Making change

Combahee River Collective Statement (1977)

The changing ways of change

Stoking change in our society has itself undergone change in the past generation, with little agreement.  Some folks think the younger generations went soft, and don't have the gumption to protest anymore1. It seems to me that the way we protest has changed, though, and even if we don't reinvent the wheel, we may need to tweak it.  On a daily basis, I identify with the concept that the best way to help others is to be beyond need for help oneself2, but there is a point where I will fight, push and agitate.  That point is not necessarily a commonality.

Handing down the wheel they invented

Based on the shared experience of a collective of black feminists who met from 1974-1977, the steps for change they used were:

  1. Create and attend support group
  2. Attend relevant conferences and meet other groups for change
  3. Continue as a consciousness-raising group
  4. Address interpersonal differences among group
  5. Utilize study group
  6. Write, Publish, Distribute
  7. Organize
  8. Practice Politics

Balancing the drive

I spent some time working in government, and I argue that there is a certain amount of good in having government steeped in beaurocracy.  You don't want your government swaying and changing with routine or haste (or personal politics like vengeance and pride), and you want this slowness to increase the more encompassing the authority.  Local government can react quicker than State than Federal, which is beneficial because at the local level, if your government passes a new law that you can't abide, you can get up and move an hour away and be free of it.  When new laws are passed at the national level, you are committing everyone to that change with little option for recourse.

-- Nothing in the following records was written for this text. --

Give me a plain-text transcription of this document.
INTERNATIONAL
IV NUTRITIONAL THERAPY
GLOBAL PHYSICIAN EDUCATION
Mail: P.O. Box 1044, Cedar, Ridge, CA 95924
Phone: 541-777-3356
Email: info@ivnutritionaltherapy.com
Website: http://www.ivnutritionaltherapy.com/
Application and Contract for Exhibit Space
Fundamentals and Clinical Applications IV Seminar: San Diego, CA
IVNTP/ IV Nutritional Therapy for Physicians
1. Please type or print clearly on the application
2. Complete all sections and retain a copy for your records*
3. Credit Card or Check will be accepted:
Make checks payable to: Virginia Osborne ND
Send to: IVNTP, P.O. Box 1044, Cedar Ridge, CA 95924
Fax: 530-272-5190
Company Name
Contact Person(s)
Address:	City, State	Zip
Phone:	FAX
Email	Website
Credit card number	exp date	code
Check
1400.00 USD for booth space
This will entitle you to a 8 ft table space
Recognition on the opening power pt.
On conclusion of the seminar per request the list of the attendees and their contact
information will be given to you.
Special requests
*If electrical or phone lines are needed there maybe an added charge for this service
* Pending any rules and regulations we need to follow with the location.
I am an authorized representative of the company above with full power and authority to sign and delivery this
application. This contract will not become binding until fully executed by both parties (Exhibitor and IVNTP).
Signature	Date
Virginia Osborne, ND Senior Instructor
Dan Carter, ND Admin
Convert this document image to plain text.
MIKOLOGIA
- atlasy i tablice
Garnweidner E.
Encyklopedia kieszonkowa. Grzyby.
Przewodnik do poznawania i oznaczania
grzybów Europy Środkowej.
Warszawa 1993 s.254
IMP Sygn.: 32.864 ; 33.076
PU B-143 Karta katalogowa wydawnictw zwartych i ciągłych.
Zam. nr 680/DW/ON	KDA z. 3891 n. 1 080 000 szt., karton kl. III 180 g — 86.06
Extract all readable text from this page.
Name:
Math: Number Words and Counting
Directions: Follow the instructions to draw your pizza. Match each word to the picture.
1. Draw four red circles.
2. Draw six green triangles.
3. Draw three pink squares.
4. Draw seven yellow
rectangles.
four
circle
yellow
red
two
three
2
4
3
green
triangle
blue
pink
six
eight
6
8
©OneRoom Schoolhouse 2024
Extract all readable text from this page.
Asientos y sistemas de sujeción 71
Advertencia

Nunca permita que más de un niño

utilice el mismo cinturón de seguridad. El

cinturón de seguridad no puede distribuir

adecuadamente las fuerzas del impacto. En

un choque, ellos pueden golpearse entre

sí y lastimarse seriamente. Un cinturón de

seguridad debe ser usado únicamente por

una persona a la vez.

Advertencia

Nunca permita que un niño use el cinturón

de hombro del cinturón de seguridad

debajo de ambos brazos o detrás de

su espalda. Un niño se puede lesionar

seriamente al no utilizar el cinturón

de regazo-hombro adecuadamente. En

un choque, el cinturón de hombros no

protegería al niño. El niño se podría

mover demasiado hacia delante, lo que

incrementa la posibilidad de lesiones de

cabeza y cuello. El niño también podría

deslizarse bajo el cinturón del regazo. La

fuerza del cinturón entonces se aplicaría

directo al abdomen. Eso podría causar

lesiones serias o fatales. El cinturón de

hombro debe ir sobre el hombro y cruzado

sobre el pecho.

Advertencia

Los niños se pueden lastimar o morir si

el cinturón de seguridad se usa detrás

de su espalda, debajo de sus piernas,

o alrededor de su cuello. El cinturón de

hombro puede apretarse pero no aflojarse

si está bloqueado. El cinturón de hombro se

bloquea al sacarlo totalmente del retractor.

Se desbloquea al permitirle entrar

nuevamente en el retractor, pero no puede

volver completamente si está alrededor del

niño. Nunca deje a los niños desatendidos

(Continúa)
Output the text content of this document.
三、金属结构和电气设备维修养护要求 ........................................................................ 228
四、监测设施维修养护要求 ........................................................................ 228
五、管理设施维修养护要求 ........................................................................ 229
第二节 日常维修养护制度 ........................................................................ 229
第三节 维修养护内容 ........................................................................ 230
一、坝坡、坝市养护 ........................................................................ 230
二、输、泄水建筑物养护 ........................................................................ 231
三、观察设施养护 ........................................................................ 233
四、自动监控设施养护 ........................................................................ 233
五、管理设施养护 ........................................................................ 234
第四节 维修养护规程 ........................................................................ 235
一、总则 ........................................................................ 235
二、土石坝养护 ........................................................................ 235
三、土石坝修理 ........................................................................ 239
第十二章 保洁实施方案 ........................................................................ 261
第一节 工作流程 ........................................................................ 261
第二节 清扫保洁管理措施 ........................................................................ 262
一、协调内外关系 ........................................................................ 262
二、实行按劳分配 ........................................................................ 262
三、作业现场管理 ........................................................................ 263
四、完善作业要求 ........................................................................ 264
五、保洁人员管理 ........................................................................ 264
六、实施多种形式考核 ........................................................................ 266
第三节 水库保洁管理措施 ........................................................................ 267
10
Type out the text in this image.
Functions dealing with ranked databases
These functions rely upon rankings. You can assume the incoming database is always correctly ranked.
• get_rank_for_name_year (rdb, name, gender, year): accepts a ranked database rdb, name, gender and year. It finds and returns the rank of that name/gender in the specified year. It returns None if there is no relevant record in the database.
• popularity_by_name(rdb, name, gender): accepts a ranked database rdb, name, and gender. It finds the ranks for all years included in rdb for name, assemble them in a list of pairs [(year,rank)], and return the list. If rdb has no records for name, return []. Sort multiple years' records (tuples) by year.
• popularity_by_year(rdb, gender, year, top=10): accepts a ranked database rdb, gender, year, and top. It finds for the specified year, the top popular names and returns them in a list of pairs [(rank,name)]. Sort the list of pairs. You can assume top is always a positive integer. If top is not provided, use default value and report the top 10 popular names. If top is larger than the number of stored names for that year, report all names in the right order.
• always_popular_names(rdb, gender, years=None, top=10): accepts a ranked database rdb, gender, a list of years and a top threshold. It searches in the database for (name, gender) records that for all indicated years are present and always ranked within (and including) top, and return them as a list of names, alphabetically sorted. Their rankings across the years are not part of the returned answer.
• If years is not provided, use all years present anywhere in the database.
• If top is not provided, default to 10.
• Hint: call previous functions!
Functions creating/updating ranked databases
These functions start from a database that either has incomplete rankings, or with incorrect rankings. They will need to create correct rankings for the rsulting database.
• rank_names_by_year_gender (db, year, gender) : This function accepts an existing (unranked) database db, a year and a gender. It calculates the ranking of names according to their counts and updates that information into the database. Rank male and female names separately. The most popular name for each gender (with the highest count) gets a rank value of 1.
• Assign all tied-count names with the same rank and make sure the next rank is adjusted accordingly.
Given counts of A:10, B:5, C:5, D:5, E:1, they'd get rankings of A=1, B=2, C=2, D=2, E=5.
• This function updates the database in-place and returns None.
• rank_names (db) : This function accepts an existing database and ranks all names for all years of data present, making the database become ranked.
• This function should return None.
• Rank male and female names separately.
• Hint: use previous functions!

You also don't want your government taking risks the way the private sector does.  It's a plodding process, but it has its advantages.

Self-reflection

Eroticizing equality is a tall order.  Myself and Progressive Erotica as a project have followed some of the steps for change that the Combahee ladies used, but not consistently in person.  Many folks have found success using the internet to find their groups and get organized.  If nothing else, I know the PE project has sparked a lot of personal growth and great conversations around the country.  I see this as a request for social change, but it's not a policy issue.  I imagine PE to be a small part of a large, slow movement.

 

With thanks to Combahee River Collective Statement (1977), Revolutionary Rumors PRESS, Partido de la Izquierda Erotica - PIE - Party of the Erotic Left

1 I read an interview with Neil Young a few years back during the Bush years where he railed against the younger generation, saying the older folks would have to stand up and do the work since we weren't.  I can't find this on the internet now, but it's a common theme if you just google his name and "blame".